Trenowali najwięcej ze wszystkich, jednak to nie przynosiło nawet najmniejszego efektu. Zawsze kończyło się tak samo - bólem, upadkiem, strzelaniem kości.
Gdy trener ogłosił przerwę, jak reszta udali się na spoczynek. Tam czekała już grupa menadżerek, która powiększyła się o trzy osoby - w tym znaną chłopcom Cammy. Zanim jednak jeden z zawodników, a mianomicie ten z białymi włosami, wyciągnął rękę po bidon, ujrzał dłoń, która podawała mu butelkę z wodą. Uniósł wzrok, dostrzegając zmartwione i nieco zatroskane spojrzenie szarych oczu. Kiedyś często widział ten wzrok, jednak głównym powodem były wtedy oszustwa i bezsilność. Dziś to on był powodem, przez który nastolatka odczuwała ten dziwny smutek.
- Dzięki - odparł, biorąc pomarańczową butelkę do ręki i ostrożnie biorąc łyk chłodnej wody. Miał wrażenie, jakby po jego ciele przebiegł zimny dreszcz, spowodowany tlącą się w przyjaciółce siłą z najzimniejszych zakątków świata. - Martwisz się czymś? - spytał w końcu, widząc, że Errie odwraca wzrok.

Czyli miał rację.
Chociaż nie lubił, gdy ktoś się i niego martwił, z pewnej strony było to dosyć miłe, ale i przykre, że przejmowała się nim, chociaż nie byli takiej potrzeby.
- Trzymasz się? - wypowiedziała w końcu. - Masz sporo zadrapań.
Uniósł rękę do góry, przyglądając się swojej skórze. Parę silnych śladów, w niektórych miejscach dziwne linie.
- To nic. Przecież pracujemy nad trudnym ruchem. Nic mi nie będzie - zapewnił, zwracając się w stronę Nathana i Kevina. Wrócił do ćwiczeń, tak samo i druga część piłkarzy.

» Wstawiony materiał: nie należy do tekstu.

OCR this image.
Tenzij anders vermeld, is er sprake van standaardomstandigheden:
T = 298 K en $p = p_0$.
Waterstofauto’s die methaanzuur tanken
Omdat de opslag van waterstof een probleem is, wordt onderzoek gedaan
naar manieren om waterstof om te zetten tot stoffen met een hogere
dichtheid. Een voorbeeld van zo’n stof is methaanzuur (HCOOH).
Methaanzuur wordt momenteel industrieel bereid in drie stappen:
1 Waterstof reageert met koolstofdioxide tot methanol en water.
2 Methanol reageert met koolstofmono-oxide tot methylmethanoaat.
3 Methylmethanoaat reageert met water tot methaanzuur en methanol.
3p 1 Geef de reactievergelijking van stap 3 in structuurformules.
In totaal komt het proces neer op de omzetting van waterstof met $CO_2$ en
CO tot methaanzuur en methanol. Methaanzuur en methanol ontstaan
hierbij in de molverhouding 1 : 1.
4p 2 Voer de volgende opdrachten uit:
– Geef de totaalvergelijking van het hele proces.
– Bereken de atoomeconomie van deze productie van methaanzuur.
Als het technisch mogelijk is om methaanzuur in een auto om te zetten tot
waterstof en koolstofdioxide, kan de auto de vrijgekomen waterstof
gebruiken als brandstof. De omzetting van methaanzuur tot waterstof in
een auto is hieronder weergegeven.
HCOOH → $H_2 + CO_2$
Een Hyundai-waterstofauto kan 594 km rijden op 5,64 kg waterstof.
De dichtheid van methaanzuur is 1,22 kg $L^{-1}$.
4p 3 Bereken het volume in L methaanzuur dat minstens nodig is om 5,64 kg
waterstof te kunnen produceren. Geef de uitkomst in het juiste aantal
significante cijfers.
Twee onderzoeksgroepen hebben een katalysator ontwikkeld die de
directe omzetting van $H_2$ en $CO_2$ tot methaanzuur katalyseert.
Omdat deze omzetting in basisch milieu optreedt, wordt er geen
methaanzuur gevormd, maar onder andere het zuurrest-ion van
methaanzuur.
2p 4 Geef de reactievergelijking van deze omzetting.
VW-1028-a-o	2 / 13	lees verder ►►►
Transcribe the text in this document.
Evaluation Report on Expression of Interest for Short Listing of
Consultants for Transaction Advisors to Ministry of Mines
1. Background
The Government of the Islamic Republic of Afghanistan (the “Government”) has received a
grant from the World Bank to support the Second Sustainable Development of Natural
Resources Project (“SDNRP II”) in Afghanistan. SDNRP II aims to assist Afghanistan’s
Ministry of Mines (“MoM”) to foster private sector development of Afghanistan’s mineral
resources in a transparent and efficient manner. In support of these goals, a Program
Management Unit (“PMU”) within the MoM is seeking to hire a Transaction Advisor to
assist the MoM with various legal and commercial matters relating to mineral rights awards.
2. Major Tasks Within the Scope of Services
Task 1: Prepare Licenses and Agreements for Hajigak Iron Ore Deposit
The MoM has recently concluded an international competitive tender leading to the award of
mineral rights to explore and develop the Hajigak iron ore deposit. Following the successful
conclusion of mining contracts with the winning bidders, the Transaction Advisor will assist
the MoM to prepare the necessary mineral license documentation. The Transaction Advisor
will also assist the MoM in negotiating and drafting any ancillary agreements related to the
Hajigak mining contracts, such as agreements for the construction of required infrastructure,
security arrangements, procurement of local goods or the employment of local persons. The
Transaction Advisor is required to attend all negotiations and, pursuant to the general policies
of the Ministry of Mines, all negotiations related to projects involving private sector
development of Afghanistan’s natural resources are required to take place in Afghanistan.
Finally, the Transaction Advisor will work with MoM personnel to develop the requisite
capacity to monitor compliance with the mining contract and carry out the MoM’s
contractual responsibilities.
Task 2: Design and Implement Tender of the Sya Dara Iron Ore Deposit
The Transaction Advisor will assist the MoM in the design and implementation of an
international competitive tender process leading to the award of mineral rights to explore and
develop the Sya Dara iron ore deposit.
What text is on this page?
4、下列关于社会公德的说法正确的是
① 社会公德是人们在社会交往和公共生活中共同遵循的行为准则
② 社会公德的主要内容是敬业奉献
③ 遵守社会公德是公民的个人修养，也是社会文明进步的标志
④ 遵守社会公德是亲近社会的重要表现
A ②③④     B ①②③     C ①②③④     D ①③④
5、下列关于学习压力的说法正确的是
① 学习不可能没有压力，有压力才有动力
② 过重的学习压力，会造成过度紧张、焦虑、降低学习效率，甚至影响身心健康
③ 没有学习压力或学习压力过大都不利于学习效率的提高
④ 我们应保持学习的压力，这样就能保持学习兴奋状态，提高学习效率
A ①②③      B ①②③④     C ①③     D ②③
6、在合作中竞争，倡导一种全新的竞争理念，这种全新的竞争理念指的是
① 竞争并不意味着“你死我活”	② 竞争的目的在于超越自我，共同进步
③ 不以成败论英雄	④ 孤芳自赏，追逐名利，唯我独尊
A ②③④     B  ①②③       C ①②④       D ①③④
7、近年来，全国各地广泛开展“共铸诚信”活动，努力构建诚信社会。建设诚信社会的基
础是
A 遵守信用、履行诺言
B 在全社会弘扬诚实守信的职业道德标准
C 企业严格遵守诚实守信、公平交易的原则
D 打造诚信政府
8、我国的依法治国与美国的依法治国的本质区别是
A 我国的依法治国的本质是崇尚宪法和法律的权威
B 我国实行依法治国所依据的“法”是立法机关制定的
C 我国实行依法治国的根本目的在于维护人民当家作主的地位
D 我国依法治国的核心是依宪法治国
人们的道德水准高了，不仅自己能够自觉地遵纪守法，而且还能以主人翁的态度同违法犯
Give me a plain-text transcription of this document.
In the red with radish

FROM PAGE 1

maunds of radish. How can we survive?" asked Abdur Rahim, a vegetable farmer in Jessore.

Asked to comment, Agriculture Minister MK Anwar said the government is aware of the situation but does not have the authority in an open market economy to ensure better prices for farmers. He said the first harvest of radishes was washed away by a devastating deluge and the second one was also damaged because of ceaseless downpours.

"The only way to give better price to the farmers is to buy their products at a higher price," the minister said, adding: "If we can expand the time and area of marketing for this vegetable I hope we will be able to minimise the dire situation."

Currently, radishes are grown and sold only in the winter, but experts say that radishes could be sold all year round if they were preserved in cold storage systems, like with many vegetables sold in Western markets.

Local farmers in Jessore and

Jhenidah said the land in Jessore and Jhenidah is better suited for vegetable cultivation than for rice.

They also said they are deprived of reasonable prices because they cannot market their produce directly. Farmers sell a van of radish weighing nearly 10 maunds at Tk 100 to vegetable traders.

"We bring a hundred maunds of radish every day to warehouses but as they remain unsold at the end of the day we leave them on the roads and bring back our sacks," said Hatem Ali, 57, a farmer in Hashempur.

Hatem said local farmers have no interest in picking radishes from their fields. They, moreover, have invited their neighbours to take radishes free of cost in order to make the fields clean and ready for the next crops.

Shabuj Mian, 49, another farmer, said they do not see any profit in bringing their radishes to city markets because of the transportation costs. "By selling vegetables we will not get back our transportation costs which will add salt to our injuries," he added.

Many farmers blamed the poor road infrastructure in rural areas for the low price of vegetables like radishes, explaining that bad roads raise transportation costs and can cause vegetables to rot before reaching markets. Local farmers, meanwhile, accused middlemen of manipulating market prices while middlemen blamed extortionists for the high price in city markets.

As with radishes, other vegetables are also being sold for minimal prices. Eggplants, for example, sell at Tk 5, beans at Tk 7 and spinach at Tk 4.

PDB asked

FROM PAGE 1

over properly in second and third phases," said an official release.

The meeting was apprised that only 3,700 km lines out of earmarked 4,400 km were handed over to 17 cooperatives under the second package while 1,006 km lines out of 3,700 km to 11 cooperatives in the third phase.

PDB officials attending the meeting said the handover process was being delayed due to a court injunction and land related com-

Ereina jednak stała gdzieś z boku, czasami skupiając się na piłce, by przypadkiem nie oberwać. Więcej czasu poświęcała jednak przyglądaniu się trójce chłopaków, którym starał się pomóc kapitan. Wyglądali ja zdeterminowanych, więc problem nie leżał w och siłę. Chociaż tancerka nie słyszała, jak dokładnie miał wyglądać Sąd Inazumy, już z daleka dostrzegała, że czegoś mu brakowało. Nie popobało się jej już samo wybijanie Axela przez atletę, gdyż nie było ono na tyle mocne, by wyrzucić go wystarczająco wysoko.
- Gdyby odbił się od jego nóg... - zaczęła mówić do siebie pod nosem, gdy usłyszała głos trenera.
- Senter, do mnie - ukłoniła się przed mężczyzną, zastanawiając się, czemu kazał jej zejść z boiska. - Czemu nie cwiczysz?
- Ja... - wahała się, czy powiedzieć mężczyźnie prawdę, czy może jednak wymyślić jakąś sensowną wymówkę. Nie dane jej jednak było skończyć.
- Obserwujesz nieudane próby tej trójki?
- Tak - przytaknęła niechętnie, oczekując, co dalej powie pan Travis. Pewnie już wymyślał dla niej jakieś zadanie - chociażby przebiegnięcie trzystu kółek wokół szkoły, czy wykonanie tysiąca pompek. Jego odpowiedź była jednak zupełnie inna.
- W takim razie idź do nich i może się na coś przydasz.
- Zaraz, to nie chce mnie pan ukarać za brak pracy?
- Nie wyraziłem się jasno? - skierował na nią wzrok. - Pomóż tym chłopakom, zanim któryś z nich nabawi się kontuzji.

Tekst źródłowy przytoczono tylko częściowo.